Hagai El-Ad, the group's executive director, said B'Tselem would stop cooperating with a system it cannot trust.
"The system's real function is cover-ups," he said. He said once the group reached that "painful conclusion ... we found it morally unacceptable for us to continue working in the same way."
The Israeli military said B'Tselem's stance was biased and did not reflect reality. In a statement Wednesday, it insisted the military was "committed to the rule of the law and its legal system acts with utmost professionalism and thoroughness."
The military said all its law enforcement decisions are subject to external review, including that of the attorney general and the Supreme Court. It said it would continue to investigate "any and all claims of misconduct, including those from B'Tselem."
B'Tselem said that since the late 1980s, it has demanded investigations in hundreds of cases, including of Israeli soldiers suspected of killing, injuring, beating or using Palestinians as human shields or damaging their property.
Since the outbreak of the second Palestinian uprising in 2000, B'Tselem has called for investigations in 739 cases, the group said.
In a quarter of the cases, no investigation was launched and in nearly half, the investigation was closed without further action, the group said. Charges were brought in only 25 cases, and 13 were referred for military action. In addition, 132 cases are still being processed, and investigators could not locate 44 complaints, the group said.

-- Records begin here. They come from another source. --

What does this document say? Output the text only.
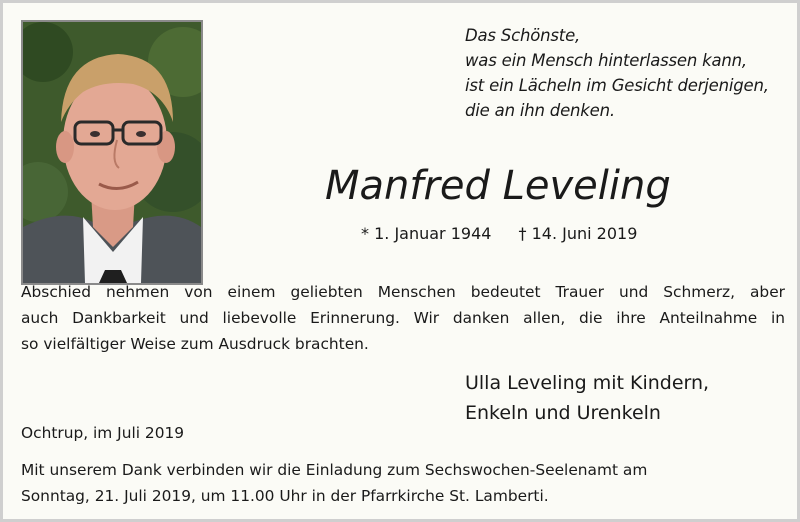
Das Schönste,
was ein Mensch hinterlassen kann,
ist ein Lächeln im Gesicht derjenigen,
die an ihn denken.
Manfred Leveling
* 1. Januar 1944 † 14. Juni 2019
Abschied nehmen von einem geliebten Menschen bedeutet Trauer und Schmerz, aber
auch Dankbarkeit und liebevolle Erinnerung. Wir danken allen, die ihre Anteilnahme in
so vielfältiger Weise zum Ausdruck brachten.
Ulla Leveling mit Kindern,
Enkeln und Urenkeln
Ochtrup, im Juli 2019
Mit unserem Dank verbinden wir die Einladung zum Sechswochen-Seelenamt am
Sonntag, 21. Juli 2019, um 11.00 Uhr in der Pfarrkirche St. Lamberti.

B'Tselem said investigations have been slow and perfunctory and that soldiers' accounts are routinely accepted at face value, without supporting evidence.
The group was vague about what alternatives Palestinians now have, although El-Ad said it would still help Palestinians seek justice through other means.
"We will continue to investigate cases, interview witnesses, trying to collect data to the best of our professional ability and to publish that information to the public," he said.
"Whether that is going to be successful or not, time will tell," he added.